Anti-phoenixing scheme bolstered.
In the 2018-19 Budget, the Government announced it will modernise the Australian Business Register and the Australian Securities and Investments Commission (ASIC) registers onto a single platform that will be administered by the Australian Business Registrar within the Australian Taxation Office (ATO).
As part of those changes Schedule 2 of the Treasury Laws Amendment (Registries Modernisation and Other Measures) Bill 2018 amends the Corporations Act 2001 and the Corporations (Aboriginal and Torres Strait Islander) Act 2006 (CATSI Act) to introduce a director identification number (DIN) requirement.
Under the new law, directors must apply to the registrar for a DIN within 28 days, unless the registrar provides an exemption or extension. Once satisfied that the director’s identity is verified, the registrar must provide the director with a DIN. Transitional provisions say that current directors will have 15 months to apply for a DIN from when it becomes law.
Initially, the DIN requirements apply to only appointed directors and acting alternate directors—not, at least initially, extended to de facto or shadow directors. This reflects the broader registry regime operation applies to registered bodies, which does not generally extend to de facto and shadow directors.
One of the major pushes for the DIN is to assist regulators and external administrators to investigate director involvement in what may be repeated unlawful acts including illegal phoenix activity, which is estimated to cost the Australian economy between $2.9 billion and $5.1 billion annually.
Phoenixing occurs when company controllers deliberately avoid paying liabilities by shutting down an indebted company and transferring its assets to another company. This impacts on creditors who are unpaid for goods and services, employees through lost wages and/or superannuation entitlements, and the public through lost Government revenue.
Tracking directors involved in past phoenixing activity may also allow the ATO to request bonds when those directors seek to operate future businesses (i.e. request a new ABN) to provide some certainty for the payment of future taxation obligations.
Significant civil and criminal penalties apply to DIN contraventions. The registrar may also issue infringement notices in relation to some contraventions. The maximum penalties applicable to each obligation in the Bill are detailed in the following table.
Breaching either of the first two obligations is a ‘strict liability’ offence that negates the condition to prove fault (for the regulator or prosecutor, as the case may be). The Government states that imposing strict liability to these obligations is necessary to ensure the integrity of the new DIN requirement that relates to corporate regulation.

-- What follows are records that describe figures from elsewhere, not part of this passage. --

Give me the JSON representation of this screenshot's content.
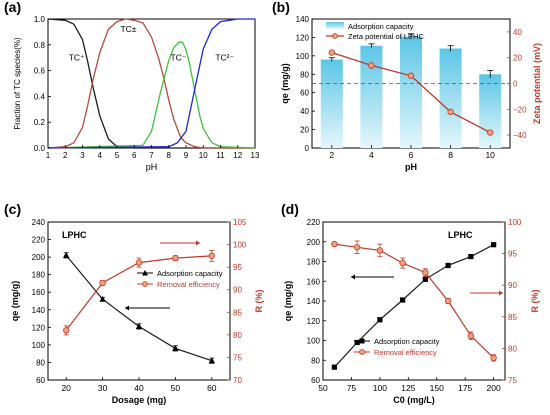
{
  "chart_data": [
    {
      "panel_label": "(a)",
      "type": "line",
      "xlabel": "pH",
      "ylabel": "Fraction of TC species(%)",
      "xlim": [
        1,
        13
      ],
      "ylim": [
        0.0,
        1.0
      ],
      "xticks": [
        1,
        2,
        3,
        4,
        5,
        6,
        7,
        8,
        9,
        10,
        11,
        12,
        13
      ],
      "yticks": [
        0.0,
        0.2,
        0.4,
        0.6,
        0.8,
        1.0
      ],
      "ytick_labels": [
        "0.0",
        "0.2",
        "0.4",
        "0.6",
        "0.8",
        "1.0"
      ],
      "grid": false,
      "series": [
        {
          "name": "TC⁺",
          "color": "#1a1a1a",
          "x": [
            1,
            2,
            2.5,
            3,
            3.3,
            3.6,
            4,
            4.5,
            5,
            6,
            7,
            13
          ],
          "values": [
            1.0,
            0.99,
            0.96,
            0.84,
            0.67,
            0.48,
            0.25,
            0.07,
            0.01,
            0.0,
            0.0,
            0.0
          ]
        },
        {
          "name": "TC±",
          "color": "#b54a3c",
          "x": [
            1,
            2,
            2.5,
            3,
            3.3,
            3.6,
            4,
            4.5,
            5,
            5.5,
            6,
            6.5,
            7,
            7.4,
            7.7,
            8,
            8.3,
            8.7,
            9,
            9.5,
            10,
            11,
            13
          ],
          "values": [
            0.0,
            0.01,
            0.04,
            0.16,
            0.33,
            0.52,
            0.74,
            0.92,
            0.98,
            1.0,
            0.99,
            0.97,
            0.86,
            0.7,
            0.55,
            0.37,
            0.22,
            0.08,
            0.04,
            0.01,
            0.0,
            0.0,
            0.0
          ]
        },
        {
          "name": "TC⁻",
          "color": "#3cc43a",
          "x": [
            1,
            6.5,
            7,
            7.5,
            8,
            8.3,
            8.6,
            8.8,
            9,
            9.2,
            9.5,
            9.8,
            10,
            10.5,
            11,
            13
          ],
          "values": [
            0.0,
            0.02,
            0.13,
            0.42,
            0.68,
            0.78,
            0.82,
            0.82,
            0.76,
            0.66,
            0.45,
            0.25,
            0.15,
            0.04,
            0.01,
            0.0
          ]
        },
        {
          "name": "TC²⁻",
          "color": "#1e2ad6",
          "x": [
            1,
            8,
            8.5,
            9,
            9.5,
            10,
            10.5,
            11,
            11.5,
            12,
            13
          ],
          "values": [
            0.0,
            0.01,
            0.04,
            0.13,
            0.45,
            0.77,
            0.92,
            0.98,
            0.99,
            1.0,
            1.0
          ]
        }
      ],
      "annotations": [
        "TC⁺",
        "TC±",
        "TC⁻",
        "TC²⁻"
      ]
    },
    {
      "panel_label": "(b)",
      "type": "bar",
      "xlabel": "pH",
      "ylabel": "qe (mg/g)",
      "y2label": "Zeta potential (mV)",
      "categories": [
        "2",
        "4",
        "6",
        "8",
        "10"
      ],
      "ylim": [
        0,
        140
      ],
      "y2lim": [
        -50,
        50
      ],
      "yticks": [
        0,
        20,
        40,
        60,
        80,
        100,
        120,
        140
      ],
      "y2ticks": [
        -40,
        -20,
        0,
        20,
        40
      ],
      "y2tick_labels": [
        "−40",
        "−20",
        "0",
        "20",
        "40"
      ],
      "legend_position": "top-right",
      "series": [
        {
          "name": "Adsorption capacity",
          "kind": "bar",
          "axis": "left",
          "color": "#7fd3ea",
          "values": [
            96,
            111,
            121,
            108,
            80
          ],
          "errors": [
            2,
            2,
            3,
            3,
            4
          ]
        },
        {
          "name": "Zeta potential of LPHC",
          "kind": "line",
          "axis": "right",
          "color": "#c0392b",
          "values": [
            24,
            14,
            6,
            -22,
            -38
          ],
          "errors": [
            2,
            3,
            1,
            1,
            1
          ]
        }
      ],
      "reference_line": {
        "axis": "right",
        "value": 0
      }
    },
    {
      "panel_label": "(c)",
      "type": "line",
      "annotation_label": "LPHC",
      "xlabel": "Dosage (mg)",
      "ylabel": "qe (mg/g)",
      "y2label": "R (%)",
      "x": [
        20,
        30,
        40,
        50,
        60
      ],
      "xlim": [
        15,
        65
      ],
      "xticks": [
        20,
        30,
        40,
        50,
        60
      ],
      "ylim": [
        60,
        240
      ],
      "yticks": [
        60,
        80,
        100,
        120,
        140,
        160,
        180,
        200,
        220,
        240
      ],
      "y2lim": [
        70,
        105
      ],
      "y2ticks": [
        70,
        75,
        80,
        85,
        90,
        95,
        100,
        105
      ],
      "legend_position": "center-right",
      "series": [
        {
          "name": "Adsorption capacity",
          "axis": "left",
          "color": "#1a1a1a",
          "marker": "triangle",
          "values": [
            202,
            152,
            121,
            96,
            82
          ],
          "errors": [
            3,
            2,
            3,
            3,
            3
          ]
        },
        {
          "name": "Removal efficiency",
          "axis": "right",
          "color": "#c0392b",
          "marker": "circle",
          "values": [
            81,
            91.5,
            96,
            97,
            97.5
          ],
          "errors": [
            1,
            0.5,
            1,
            0.5,
            1.2
          ]
        }
      ]
    },
    {
      "panel_label": "(d)",
      "type": "line",
      "annotation_label": "LPHC",
      "xlabel": "C0 (mg/L)",
      "ylabel": "qe (mg/g)",
      "y2label": "R (%)",
      "x": [
        60,
        80,
        100,
        120,
        140,
        160,
        180,
        200
      ],
      "xlim": [
        50,
        210
      ],
      "xticks": [
        50,
        75,
        100,
        125,
        150,
        175,
        200
      ],
      "ylim": [
        60,
        220
      ],
      "yticks": [
        60,
        80,
        100,
        120,
        140,
        160,
        180,
        200,
        220
      ],
      "y2lim": [
        75,
        100
      ],
      "y2ticks": [
        75,
        80,
        85,
        90,
        95,
        100
      ],
      "legend_position": "bottom-right",
      "series": [
        {
          "name": "Adsorption capacity",
          "axis": "left",
          "color": "#1a1a1a",
          "marker": "square",
          "values": [
            73,
            98,
            121,
            141,
            162,
            176,
            185,
            197
          ],
          "errors": [
            1,
            2,
            2,
            2,
            2,
            1,
            1,
            1
          ]
        },
        {
          "name": "Removal efficiency",
          "axis": "right",
          "color": "#c0392b",
          "marker": "circle",
          "values": [
            96.5,
            96,
            95.5,
            93.5,
            92,
            87.5,
            82,
            78.5
          ],
          "errors": [
            0.3,
            1,
            1,
            0.8,
            0.6,
            0.4,
            0.6,
            0.5
          ]
        }
      ]
    }
  ]
}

Civil penalties also apply to those involved in contravening any of the obligations above, which is defined in sections 79 of the Corporations Act and 694-55 of the CATSI Act. They provide that a person is so involved if, and only if, the person has aided, abetted, counselled, procured, induced or been knowingly concerned or a party to the contravention, or has conspired with others to effect the contravention. The maximum civil penalty applicable under the Corporations Act is $200,000 for an individual or $1 million for a body corporate.
We think the measures are fair and should serve a positive motivation to really understand and appreciate what it means to be a director. We will be interested to see what effect this law will have on reducing the very real problem of phoenixing.